2 August 20169to5Mac:
iOS 10 includes over 100 new emoji in total with new female gender options for athletes and professionals, new family characters and redesigns of the most popular emojis.
Apple is working with the Unicode Consortium to ensure representation of diversity across emojis. In iOS 10, Apple is adding new female emojis for runners, cyclists, swimming, builders and more. There is also a new rainbow flag (assumedly representing LGBTQ Pride), and the pistol emoji is now depicted as a toy water gun.
In the Unicode standard, this character is defined as a ‘pistol’. The Emojipedia definition describes the emoji as “a weapon that has potential to cause great harm”.
With previous iOS versions, Apple presented this emoji as an actual gunmetal pistol. With iOS 10, they’ve changed it to a green toy water gun. I don’t like how they have handled this. This has nothing to do with the associated political implications of free speech and everything to do with the way Apple has implemented this technically.
My personal qualm is that Apple has distorted the integrity of the Emoji language by replacing the glyph for a character which has a very different meaning. A toy water gun depicts very different intentions than a real gun. The 🔫 emoji now has an ambiguous meaning because it represents different objects across devices and operating systems.
On iOS 10 devices, the emoji in the previous paragraph looks like a water gun. On iOS 9 or on my OS X El Capitan Mac (on which I am typing this post) it looks like a serious weapon — a handgun. By the way, VoiceOver will describe that character as a ‘pistol’ on all devices, including iOS 10.
I tried to show a more sinister example on Twitter where the meaning of a message can now be misconstrued if the recipient and sender are not using the same OS.

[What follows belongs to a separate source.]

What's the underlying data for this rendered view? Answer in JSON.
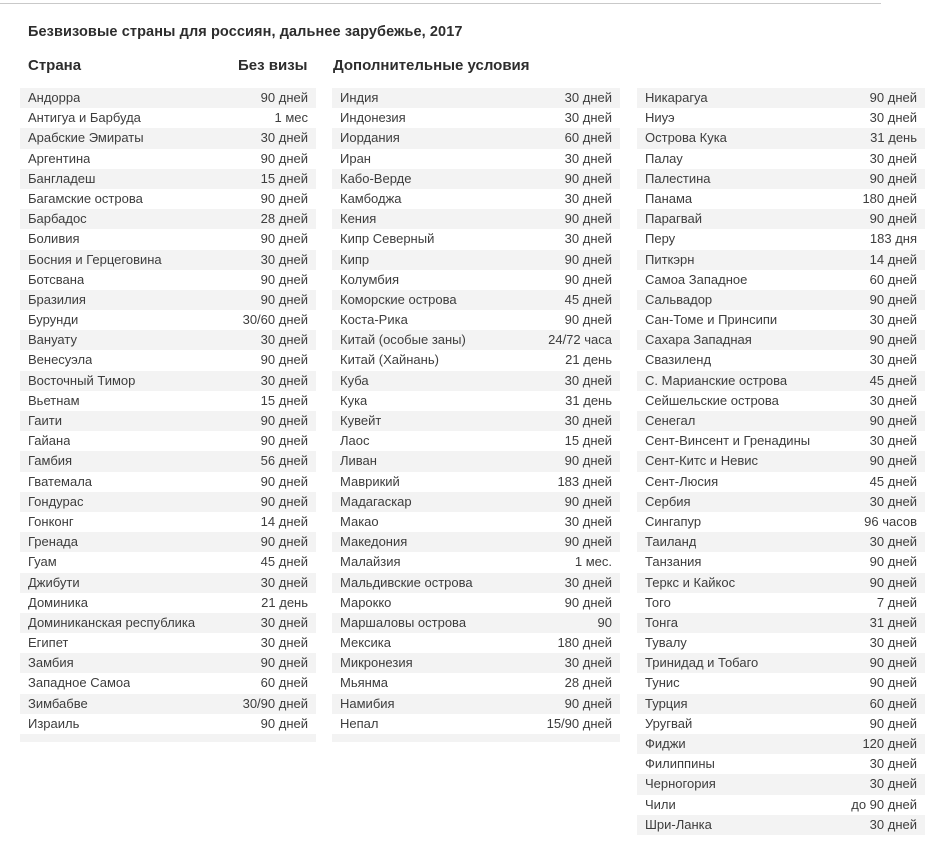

Rather than recycle the same character code point, here’s what I think Apple should have done. Remove the pistol emoji from Apple’s keyboard completely. Lobby the Unicode consortium to add a new emoji that depicts a ‘water pistol toy’ and include that in the keyboard.
This handling is better because it does not affect usage of the handgun emoji on other clients, Apple would just be disabling the ability to write it on its systems. The water gun emoji would then be true to itself with a unique code, a consistent depiction of a toy water pistol across all platforms that support the latest Unicode standard and the correct labelling for VoiceOver accessibility.
Assuming Apple followed my suggestion, there’s still a question about how to display a message that includes a handgun emoji sent from someone else. Apple could let the symbol display, meaning iOS 10 would allow users to read, but not write, the gun emoji. Alternatively, it could treat the handgun as an unknown character and display the typical ‘character unknown’ black box placeholder glyph. I think either is fine, although the latter makes a more forceful statement on society.